Elle avait vu de loin la secte Boko Haram détruire son village. Miraculeusement, donc, elle ne s’y trouvait pas. Je n’osai pas lui demander de me parler de sa vie dans les camps de misère, sa voix entrecoupée de violents sanglots suffisait à mon imaginaire. Et puis un nom me brûlait les lèvres… Ahmet… Elle me qu’il était retourné au village car il n’y avait plus de touristes, donc aucune autre source de revenu pour lui que les maigres récoltes du lopin familial.

Retourné au village… Retourné à Baga… Les quelques images qui avaient filtré montraient l’horreur, l’horreur absolue, le village détruit, les maisons fumantes, les corps ensanglantés éparpillés dans la brousse…

D’une voix tremblante, la soeur d’Ahmet me dit qu’elle était sans nouvelles de son frère. Au bout du fil,  elle pleura plus fort. « Mon frère ne m’a jamais laissée sans nouvelles, disait-elle.
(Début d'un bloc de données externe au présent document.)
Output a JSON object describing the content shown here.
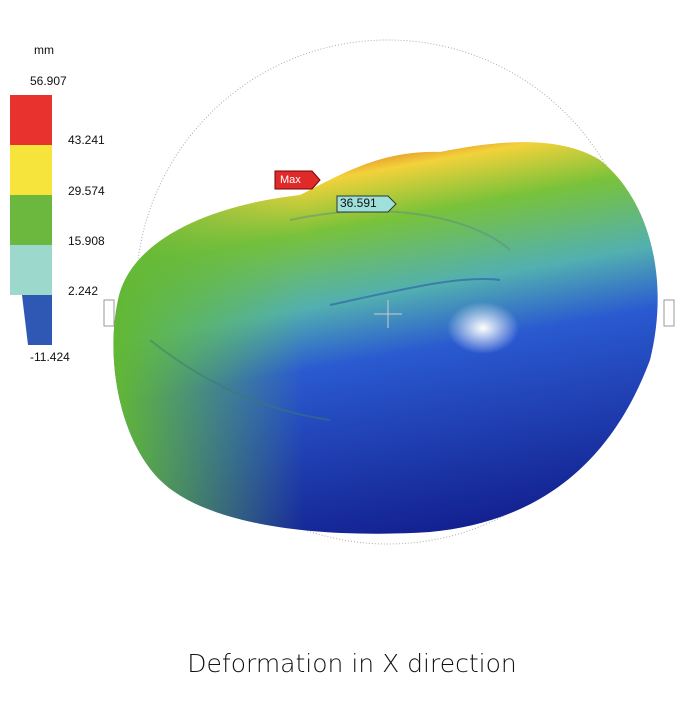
{
  "legend": {
    "unit": "mm",
    "levels": [
      "56.907",
      "43.241",
      "29.574",
      "15.908",
      "2.242",
      "-11.424"
    ]
  },
  "markers": {
    "max": "Max",
    "probe": "36.591"
  },
  "caption": "Deformation in X direction"
}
Jamais. »

Les images de Paris continuent de défiler sur mon écran de télévision. Là-bas, sur les rives du lac Tchad, la menace est constante. Les touristes ne viennent plus, et le sorcier aux crabes ne lit plus le destin de personne. Les gardes du parc de Waza (où il y a deux ans l’on a enlevé une famille française) ont fui, laissant les lions et les éléphants à la merci des braconniers. Le désert a dû vaincre, et, sans doute, l’oasis n’existe plus.

Là-bas, l’omerta des médias a étouffé les cris des milliers de victimes du plus grand massacre jamais perpétré par la secte nigériane. Occupé à d’autres affaires, le monde a oublié – a-t-il jamais voulu savoir ? Combien y-a-t-il eu de femmes et d’enfants enlevés, réduits en esclavage dans les ténèbres de l’oubli? Et combien de ces morts invisibles hantent désormais les rives du lac Tchad? Ahmet est-il l’un d’entre eux ?

Là-bas, une femme pleure son frère. Et moi, devant un écran qui se borne à oublier cette tragédie lointaine, je pleure un ami.